Die finanzielle Eingliederung, die für eine umsatzsteuerliche
Organschaft erforderlich ist, kann nicht nur durch eine Stimmenrechtsmehrheit
des Organträgers bei der Organgesellschaft erreicht werden, sondern auch durch
Stimmenrechte im Umfang von nur 50 %, wenn der Organträger dann mehr als 50 %
der Anteile an der Organgesellschaft hält und den einzigen Geschäftsführer der
Organgesellschaft stellt. In diesem Fall besteht zwar nur eine schwächere
finanzielle Eingliederung; diese wird jedoch durch eine besonders stark
ausgeprägte organisatorische Eingliederung ausgeglichen.
Hintergrund: Eine
umsatzsteuerliche Organschaft liegt vor, wenn ein Unternehmen
(Organgesellschaft) organisatorisch, wirtschaftlich und finanziell in ein
anderes Unternehmen (Organträger) eingegliedert ist. Die Umsätze des
Organträgers und seiner Organgesellschaft werden dann zusammengefasst und nur
vom Organträger versteuert, der auch die Vorsteuer der Organgesellschaft
geltend macht. Die Organgesellschaft tritt gegenüber dem Finanzamt also nicht
auf.
Sachverhalt: Die Klägerin war
die Norddeutsche Gesellschaft für Diakonie GmbH, die zwei Gesellschafter hatte:
zum einen die A, eine Körperschaft des öffentlichen Rechts, die im Streitjahr
2005 51 % an der Klägerin hielt und sieben Stimmrechte hatte, und zum anderen
den C-Verein, der 49 % hielt, und ebenfalls sieben Stimmrechte hatte.
Alleiniger Geschäftsführer der Klägerin war der E, der auch
Alleingeschäftsführer der A sowie des C-Vereins war.
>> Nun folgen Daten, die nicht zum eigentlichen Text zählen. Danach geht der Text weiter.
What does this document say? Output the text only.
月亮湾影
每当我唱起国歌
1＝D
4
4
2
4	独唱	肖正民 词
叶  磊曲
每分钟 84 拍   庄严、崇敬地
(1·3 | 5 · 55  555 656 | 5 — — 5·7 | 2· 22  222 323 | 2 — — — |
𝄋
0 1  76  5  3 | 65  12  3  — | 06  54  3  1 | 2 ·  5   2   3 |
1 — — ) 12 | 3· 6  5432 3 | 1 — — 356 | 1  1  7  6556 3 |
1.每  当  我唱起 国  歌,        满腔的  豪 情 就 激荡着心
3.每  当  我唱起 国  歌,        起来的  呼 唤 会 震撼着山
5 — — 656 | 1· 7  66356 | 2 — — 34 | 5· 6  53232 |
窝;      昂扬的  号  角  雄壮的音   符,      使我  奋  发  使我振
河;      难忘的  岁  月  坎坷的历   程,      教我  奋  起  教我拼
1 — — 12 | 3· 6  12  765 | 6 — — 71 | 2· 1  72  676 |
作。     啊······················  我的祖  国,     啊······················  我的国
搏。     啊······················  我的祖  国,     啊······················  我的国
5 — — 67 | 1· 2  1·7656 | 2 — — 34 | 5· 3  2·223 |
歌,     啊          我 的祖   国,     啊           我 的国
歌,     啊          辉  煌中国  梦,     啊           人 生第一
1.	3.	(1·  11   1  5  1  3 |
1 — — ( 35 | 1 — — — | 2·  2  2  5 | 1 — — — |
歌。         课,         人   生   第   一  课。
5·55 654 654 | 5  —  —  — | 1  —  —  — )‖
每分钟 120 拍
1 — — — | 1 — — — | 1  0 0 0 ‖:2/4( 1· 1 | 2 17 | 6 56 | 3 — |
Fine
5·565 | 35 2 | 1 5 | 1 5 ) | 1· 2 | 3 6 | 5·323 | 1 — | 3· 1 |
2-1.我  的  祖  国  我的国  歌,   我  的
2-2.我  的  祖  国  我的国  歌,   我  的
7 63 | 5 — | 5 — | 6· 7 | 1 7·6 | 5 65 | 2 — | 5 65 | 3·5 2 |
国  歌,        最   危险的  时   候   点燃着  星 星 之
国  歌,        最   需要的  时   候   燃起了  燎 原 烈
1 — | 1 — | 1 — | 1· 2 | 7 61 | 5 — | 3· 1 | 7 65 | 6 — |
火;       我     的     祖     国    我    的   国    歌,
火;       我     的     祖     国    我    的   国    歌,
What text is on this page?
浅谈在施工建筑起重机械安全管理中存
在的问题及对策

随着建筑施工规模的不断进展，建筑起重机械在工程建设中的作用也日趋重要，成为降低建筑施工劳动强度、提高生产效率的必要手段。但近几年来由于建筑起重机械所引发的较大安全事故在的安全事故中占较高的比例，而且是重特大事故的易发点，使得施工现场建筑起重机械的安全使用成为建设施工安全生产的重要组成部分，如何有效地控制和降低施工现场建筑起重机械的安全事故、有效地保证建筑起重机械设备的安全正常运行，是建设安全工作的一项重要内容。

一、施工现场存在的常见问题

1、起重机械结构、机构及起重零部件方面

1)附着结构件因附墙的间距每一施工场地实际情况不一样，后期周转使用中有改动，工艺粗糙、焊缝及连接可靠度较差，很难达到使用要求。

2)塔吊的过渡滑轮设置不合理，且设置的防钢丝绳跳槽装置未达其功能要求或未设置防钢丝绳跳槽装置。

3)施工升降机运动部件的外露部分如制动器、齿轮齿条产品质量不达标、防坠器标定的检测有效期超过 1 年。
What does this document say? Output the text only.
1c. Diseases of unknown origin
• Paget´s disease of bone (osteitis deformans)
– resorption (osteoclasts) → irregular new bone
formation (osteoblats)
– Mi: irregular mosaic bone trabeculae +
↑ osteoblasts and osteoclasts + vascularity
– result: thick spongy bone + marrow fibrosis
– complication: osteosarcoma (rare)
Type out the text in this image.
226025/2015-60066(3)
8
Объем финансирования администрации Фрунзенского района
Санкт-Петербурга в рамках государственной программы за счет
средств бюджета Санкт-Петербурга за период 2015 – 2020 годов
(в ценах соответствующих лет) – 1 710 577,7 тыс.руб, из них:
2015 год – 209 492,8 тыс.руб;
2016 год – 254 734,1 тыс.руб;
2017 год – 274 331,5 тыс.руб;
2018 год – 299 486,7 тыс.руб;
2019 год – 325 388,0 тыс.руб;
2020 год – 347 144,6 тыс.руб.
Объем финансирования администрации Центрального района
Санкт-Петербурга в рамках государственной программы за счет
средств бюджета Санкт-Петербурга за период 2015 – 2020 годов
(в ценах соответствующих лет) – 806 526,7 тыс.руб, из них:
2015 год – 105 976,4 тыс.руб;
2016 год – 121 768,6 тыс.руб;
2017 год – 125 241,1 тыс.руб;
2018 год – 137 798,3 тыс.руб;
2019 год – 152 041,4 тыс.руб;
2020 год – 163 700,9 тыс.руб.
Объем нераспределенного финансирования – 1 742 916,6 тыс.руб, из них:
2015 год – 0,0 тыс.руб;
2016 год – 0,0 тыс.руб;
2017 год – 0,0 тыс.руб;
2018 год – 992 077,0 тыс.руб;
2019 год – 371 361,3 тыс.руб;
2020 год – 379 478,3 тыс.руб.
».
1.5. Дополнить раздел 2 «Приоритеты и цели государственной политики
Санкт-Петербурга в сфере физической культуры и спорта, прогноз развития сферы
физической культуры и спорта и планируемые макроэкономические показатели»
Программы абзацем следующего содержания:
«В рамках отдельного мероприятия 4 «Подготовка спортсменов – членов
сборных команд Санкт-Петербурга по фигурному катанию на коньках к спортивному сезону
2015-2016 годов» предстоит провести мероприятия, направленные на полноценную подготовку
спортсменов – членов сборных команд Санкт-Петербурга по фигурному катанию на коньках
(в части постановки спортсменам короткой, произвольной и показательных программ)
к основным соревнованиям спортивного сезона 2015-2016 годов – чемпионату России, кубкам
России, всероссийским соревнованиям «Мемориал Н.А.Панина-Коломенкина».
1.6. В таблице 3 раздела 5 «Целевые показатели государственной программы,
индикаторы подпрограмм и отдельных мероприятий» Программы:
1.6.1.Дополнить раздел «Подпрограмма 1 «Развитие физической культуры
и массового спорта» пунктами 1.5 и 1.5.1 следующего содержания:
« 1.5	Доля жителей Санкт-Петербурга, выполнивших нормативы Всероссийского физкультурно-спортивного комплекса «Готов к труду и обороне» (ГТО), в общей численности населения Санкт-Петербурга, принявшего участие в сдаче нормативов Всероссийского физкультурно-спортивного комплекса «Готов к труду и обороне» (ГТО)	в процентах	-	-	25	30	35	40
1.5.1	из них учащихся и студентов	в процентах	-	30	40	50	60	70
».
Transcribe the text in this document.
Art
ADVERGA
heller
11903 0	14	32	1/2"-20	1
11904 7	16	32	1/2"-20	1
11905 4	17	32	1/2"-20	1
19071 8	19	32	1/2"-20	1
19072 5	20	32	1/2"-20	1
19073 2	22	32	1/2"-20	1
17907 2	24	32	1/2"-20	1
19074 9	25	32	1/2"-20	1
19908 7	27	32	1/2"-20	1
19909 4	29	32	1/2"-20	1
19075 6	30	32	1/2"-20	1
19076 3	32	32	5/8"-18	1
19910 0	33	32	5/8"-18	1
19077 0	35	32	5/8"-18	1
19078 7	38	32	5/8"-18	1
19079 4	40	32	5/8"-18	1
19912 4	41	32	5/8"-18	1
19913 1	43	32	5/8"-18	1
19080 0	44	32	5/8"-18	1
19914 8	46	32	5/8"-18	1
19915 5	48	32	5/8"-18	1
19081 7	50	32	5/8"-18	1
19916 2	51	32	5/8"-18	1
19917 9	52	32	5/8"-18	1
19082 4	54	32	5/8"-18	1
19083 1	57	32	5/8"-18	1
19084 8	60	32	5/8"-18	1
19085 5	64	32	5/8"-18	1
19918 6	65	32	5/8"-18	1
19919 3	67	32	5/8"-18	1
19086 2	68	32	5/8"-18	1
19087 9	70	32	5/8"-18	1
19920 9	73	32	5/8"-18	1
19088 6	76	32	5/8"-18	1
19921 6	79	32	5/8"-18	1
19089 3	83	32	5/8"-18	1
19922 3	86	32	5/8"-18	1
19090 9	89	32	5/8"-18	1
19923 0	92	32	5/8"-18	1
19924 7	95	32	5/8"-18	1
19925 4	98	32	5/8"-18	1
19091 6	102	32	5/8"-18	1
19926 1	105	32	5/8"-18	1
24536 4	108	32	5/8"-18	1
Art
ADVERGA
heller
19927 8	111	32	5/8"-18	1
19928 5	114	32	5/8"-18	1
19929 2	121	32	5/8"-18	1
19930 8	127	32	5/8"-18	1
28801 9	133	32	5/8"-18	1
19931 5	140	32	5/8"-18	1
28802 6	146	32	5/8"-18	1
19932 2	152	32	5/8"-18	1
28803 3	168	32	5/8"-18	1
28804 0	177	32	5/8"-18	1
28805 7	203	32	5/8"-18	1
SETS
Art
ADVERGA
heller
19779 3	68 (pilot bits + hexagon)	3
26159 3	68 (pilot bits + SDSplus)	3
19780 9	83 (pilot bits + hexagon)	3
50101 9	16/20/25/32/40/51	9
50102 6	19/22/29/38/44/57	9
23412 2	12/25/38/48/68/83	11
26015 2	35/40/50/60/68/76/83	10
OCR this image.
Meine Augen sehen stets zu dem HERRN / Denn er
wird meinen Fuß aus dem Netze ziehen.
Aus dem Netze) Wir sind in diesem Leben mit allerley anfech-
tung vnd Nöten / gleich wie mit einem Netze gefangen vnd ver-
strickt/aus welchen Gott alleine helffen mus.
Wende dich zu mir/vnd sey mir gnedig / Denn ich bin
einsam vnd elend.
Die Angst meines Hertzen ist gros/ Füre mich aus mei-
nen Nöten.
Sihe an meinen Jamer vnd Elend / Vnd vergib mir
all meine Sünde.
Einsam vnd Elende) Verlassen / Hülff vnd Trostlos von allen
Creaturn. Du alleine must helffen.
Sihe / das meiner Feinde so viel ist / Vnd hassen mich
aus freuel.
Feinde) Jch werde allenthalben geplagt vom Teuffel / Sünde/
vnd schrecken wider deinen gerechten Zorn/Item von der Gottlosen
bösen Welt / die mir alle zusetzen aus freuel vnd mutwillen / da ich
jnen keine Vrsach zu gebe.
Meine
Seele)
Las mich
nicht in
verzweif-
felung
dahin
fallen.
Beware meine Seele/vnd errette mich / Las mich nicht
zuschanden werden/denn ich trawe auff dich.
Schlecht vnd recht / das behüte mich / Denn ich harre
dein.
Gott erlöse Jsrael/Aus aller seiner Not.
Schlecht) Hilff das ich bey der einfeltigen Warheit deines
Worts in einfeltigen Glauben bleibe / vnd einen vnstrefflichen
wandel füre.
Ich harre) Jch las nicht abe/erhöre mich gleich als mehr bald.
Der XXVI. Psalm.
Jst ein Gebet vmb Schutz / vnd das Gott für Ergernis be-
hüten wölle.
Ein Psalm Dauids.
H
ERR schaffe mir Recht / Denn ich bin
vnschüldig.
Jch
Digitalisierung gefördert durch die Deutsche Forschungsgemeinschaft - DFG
Die Klägerin ging von
einer umsatzsteuerlichen Organschaft aus, während das Finanzamt eine
finanzielle Eingliederung der Klägerin in das Unternehmen der A und damit eine
Organschaft verneinte. Das Finanzamt behandelte deshalb die von der Klägerin an
A sowie an Dritte erbrachten Leistungen als umsatzsteuerbar.
Entscheidung: Der
Bundesfinanzhof (BFH) gab der Klage statt:
-
Die finanzielle Eingliederung ist zu bejahen, wenn der
Organträger die Mehrheit der Stimmrechte hält. Allerdings hatte die A nur
sieben Stimmrechte, während der C-Verein ebenfalls sieben Stimmrechte hatte.
Damit war eine Stimmenrechtsmehrheit der A zu verneinen. -
Allerdings kann auch bei Stimmengleichheit eine Organschaft zu
bejahen sein, auch wenn die finanzielle Eingliederung nur schwächer ausgeprägt
ist. Die finanziell schwächer ausgeprägte Eingliederung kann durch eine
besonders stark ausgeprägte organisatorische Eingliederung ausgeglichen werden.
Im Streitfall war die organisatorische Eingliederung besonders stark
ausgeprägt, da der Geschäftsführer der Klägerin und der Geschäftsführer der A
jeweils der E war, so dass eine Personenidentität bestand. Damit konnte die A
als Organträger ihren Willen bei der Klägerin als Organgesellschaft
durchsetzen. -
Aufgrund der danach zu bejahenden Organschaft durfte die
Umsatzsteuer nur gegen die A als Organträger festgesetzt werden, nicht aber
gegen die Klägerin. Im Umsatzsteuerbescheid, der gegenüber der A zu erlassen
ist, ist dann zu klären, ob die von der Klägerin an die A erbrachten Leistungen
umsatzsteuerbar waren.
Hinweise: Der BFH hatte den
Europäischen Gerichtshof (EuGH) angerufen, der ebenfalls von einer Organschaft
ausgegangen war und die Organschaft nach deutschem Recht für
europarechtskonform hält. Mit dem aktuellen Urteil ändert der BFH seine
Rechtsprechung, weil eine Stimmenrechtsmehrheit nicht mehr zwingend
erforderlich für eine Organschaft ist, sondern eine bloße Stimmengleichheit
durch eine Personenidentität in der Geschäftsführung ausgeglichen werden kann.
Die Frage, ob die Klägerin umsatzsteuerbare Leistungen an die A
erbracht hat, wird noch zu klären sein. Zu der Frage, wie solche Leistungen zu
behandeln sind, hat der BFH in einem Parallelverfahren ein weiteres
Vorabentscheidungsersuchen an den EuGH gerichtet.